Garfield’s Gender Has Become Such A Heated Debate, Even Congress Is Involved

Was the famous feline gender-fluid?

He’s orange, he’s slothful, and he’s the hero of one of the worst-reviewed film series of the aughts. But what do we really know about Garfield, everyone’s favorite gluttonous feline?

What, for example, is Garfield’s gender? It’s somewhat of a trick question; according to Select/All, the topic has turned into a debate on the Garfield Wikipedia page, where updater Virgil Texas recently added that the cat is gender-fluid, citing a statement his creator, Jim Davis, made about the cat’s genderless-ness in 2014.

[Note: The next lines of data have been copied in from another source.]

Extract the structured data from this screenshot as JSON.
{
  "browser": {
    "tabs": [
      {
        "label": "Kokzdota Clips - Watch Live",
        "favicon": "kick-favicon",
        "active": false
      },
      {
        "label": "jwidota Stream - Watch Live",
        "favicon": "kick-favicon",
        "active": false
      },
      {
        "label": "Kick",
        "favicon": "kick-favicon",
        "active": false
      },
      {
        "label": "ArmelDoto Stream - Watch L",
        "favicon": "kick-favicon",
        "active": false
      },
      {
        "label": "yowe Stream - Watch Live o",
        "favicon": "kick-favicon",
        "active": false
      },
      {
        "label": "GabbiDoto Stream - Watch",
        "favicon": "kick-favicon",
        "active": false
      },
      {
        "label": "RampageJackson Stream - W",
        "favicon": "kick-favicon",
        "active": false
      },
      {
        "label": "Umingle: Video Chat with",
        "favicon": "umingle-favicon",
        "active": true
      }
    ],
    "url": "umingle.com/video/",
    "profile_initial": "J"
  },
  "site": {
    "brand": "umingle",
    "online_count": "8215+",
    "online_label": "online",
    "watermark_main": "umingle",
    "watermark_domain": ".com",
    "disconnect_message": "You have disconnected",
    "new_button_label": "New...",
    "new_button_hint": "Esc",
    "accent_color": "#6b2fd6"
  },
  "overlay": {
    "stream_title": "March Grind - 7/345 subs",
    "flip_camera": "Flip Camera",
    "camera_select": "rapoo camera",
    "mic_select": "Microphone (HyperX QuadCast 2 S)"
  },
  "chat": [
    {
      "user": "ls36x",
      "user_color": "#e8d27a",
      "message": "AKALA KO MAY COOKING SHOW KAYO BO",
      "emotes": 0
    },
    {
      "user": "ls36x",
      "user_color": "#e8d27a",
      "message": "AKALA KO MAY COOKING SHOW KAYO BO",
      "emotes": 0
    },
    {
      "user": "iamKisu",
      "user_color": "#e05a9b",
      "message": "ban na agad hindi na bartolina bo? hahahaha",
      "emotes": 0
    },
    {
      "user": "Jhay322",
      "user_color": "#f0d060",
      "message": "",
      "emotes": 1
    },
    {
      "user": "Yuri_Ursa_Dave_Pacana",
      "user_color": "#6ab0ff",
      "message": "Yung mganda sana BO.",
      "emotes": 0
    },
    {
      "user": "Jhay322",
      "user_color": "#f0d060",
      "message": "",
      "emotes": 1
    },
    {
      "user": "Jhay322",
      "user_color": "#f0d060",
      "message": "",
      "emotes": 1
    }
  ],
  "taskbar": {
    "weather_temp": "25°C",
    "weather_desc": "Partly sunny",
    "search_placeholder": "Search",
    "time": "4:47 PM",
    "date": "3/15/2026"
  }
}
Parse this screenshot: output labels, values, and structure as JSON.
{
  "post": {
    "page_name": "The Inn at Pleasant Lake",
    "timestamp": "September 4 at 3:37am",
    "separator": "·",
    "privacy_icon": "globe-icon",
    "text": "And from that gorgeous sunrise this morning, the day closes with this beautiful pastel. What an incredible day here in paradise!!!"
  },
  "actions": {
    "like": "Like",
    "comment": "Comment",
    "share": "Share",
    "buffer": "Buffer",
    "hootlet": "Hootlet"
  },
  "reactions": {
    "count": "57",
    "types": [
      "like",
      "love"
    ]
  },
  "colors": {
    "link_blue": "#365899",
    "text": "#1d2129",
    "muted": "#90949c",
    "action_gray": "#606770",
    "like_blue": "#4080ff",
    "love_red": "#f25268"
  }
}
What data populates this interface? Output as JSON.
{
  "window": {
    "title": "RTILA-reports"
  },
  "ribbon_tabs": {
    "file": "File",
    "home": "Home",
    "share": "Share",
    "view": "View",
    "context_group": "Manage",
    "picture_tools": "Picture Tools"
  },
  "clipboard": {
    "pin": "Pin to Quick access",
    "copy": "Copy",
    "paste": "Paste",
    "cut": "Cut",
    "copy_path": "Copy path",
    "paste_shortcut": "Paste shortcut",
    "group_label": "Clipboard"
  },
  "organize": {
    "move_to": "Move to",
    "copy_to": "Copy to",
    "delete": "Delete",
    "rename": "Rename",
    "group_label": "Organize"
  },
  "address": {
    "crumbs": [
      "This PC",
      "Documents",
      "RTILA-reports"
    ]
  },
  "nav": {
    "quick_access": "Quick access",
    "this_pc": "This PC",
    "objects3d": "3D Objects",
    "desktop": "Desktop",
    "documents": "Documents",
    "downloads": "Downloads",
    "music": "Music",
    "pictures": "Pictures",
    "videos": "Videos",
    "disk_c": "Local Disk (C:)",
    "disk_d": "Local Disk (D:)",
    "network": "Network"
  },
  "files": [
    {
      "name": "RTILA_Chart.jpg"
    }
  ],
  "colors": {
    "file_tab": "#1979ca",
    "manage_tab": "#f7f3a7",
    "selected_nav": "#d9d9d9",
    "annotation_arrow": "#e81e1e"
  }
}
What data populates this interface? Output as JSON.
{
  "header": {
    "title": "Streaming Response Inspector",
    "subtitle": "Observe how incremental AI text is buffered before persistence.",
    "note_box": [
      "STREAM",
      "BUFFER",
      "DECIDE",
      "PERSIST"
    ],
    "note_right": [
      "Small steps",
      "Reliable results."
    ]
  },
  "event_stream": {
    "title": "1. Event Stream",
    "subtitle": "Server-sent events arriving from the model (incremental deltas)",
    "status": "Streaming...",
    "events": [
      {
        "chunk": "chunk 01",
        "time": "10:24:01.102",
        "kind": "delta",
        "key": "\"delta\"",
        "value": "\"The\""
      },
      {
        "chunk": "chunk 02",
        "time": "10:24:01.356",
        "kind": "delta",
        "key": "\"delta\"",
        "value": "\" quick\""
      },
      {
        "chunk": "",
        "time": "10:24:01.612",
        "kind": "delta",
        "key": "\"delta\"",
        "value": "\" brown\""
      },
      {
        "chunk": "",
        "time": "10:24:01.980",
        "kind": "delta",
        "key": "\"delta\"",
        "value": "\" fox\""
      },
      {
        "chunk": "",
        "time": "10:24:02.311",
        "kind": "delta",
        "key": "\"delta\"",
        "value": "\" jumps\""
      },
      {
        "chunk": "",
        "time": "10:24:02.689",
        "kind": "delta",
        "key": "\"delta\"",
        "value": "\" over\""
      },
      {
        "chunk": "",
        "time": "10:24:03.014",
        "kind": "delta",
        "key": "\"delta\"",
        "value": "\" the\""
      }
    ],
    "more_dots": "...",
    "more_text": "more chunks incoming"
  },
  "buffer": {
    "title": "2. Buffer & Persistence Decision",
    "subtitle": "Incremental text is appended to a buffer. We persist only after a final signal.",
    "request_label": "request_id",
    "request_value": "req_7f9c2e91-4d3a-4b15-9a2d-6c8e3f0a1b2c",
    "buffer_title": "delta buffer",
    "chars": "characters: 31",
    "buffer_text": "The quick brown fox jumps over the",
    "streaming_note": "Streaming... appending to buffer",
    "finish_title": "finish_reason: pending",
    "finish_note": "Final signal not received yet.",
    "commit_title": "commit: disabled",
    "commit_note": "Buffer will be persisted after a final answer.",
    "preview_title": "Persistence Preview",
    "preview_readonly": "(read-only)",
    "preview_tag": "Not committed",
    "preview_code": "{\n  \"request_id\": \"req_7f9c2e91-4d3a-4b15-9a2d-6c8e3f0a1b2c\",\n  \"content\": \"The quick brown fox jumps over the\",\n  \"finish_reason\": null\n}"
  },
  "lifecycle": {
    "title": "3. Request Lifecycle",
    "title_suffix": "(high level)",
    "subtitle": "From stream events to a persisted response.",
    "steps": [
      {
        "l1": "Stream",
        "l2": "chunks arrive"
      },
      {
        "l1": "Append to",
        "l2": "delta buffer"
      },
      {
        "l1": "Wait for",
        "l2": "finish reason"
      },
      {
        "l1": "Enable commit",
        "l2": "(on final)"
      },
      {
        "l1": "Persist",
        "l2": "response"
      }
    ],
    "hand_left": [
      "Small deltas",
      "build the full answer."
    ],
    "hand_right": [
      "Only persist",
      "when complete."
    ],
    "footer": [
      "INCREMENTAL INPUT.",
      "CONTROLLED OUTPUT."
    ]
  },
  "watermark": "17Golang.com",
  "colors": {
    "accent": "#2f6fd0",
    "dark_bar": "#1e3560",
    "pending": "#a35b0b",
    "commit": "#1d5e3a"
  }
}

“He’s not really male or female or any particular race or nationality, young or old,” Davis told Mental Floss, although Garfield is referred to as “he” and “him” throughout the comic. (The same article notes that Garfield is named after Davis’ grandfather, and in some countries he’s referred to as more gendered names, such as “Gustav,” in Sweden.)

The update to the cartoon’s Wikipedia page ignited debate, eventually leading someone with a U.S. congressional IP address to weigh in, removing Garfield from the category of male comics characters on Wikipedia.

According to the Twitter bot @congressedits, which keeps track of such updates, Congressperson Wikipedia additions tend to be more overtly political, including revisions to the page for the Nebraska Republican Party and the Congressional LGBT Equality Caucus.

Of course, outside of Congress, debates over fictional characters’ and historical figures’ gender, sexual orientation and race are common and often fraught. In these cases, referring to the author’s established canon usually puts bigoted inquiries to rest. Last year, after a black actress was cast to play Hermione in the theatrical version of “Harry Potter and the Cursed Child,” J.K. Rowling responded to complaints by saying in an interview, “idiots were going to idiot.

Likewise, as the conversation around Garfield’s gender ballooned, the cartoon’s creator finally weighed in, in a quote provided to The Washington Post. “Garfield is male,” Davis told the outlet. Confirming not only the cat’s gender, but his sexual orientation, he added, “he has a girlfriend, Arlene.”

The revelation was a letdown for Texas, who conceded yesterday on Twitter, “Even when we do not like it we must defer to Jim Davis’ statements, which, along with the comic strips, constitute JD-CANON, and are gospel.”

It’s easy enough to dismiss such a debate as silly ― Garfield is an inherently apolitical comic, after all ― but in a time when representation for LGBTQ and gender-fluid characters is lacking, the news that the hero of such a long-running, popular comic is non-gender-conforming would have been a kind of victory.

Perhaps if comics and storytelling at large better reflected the identities of readers, the gender of a gluten-loving cat wouldn’t need to be such a hot topic.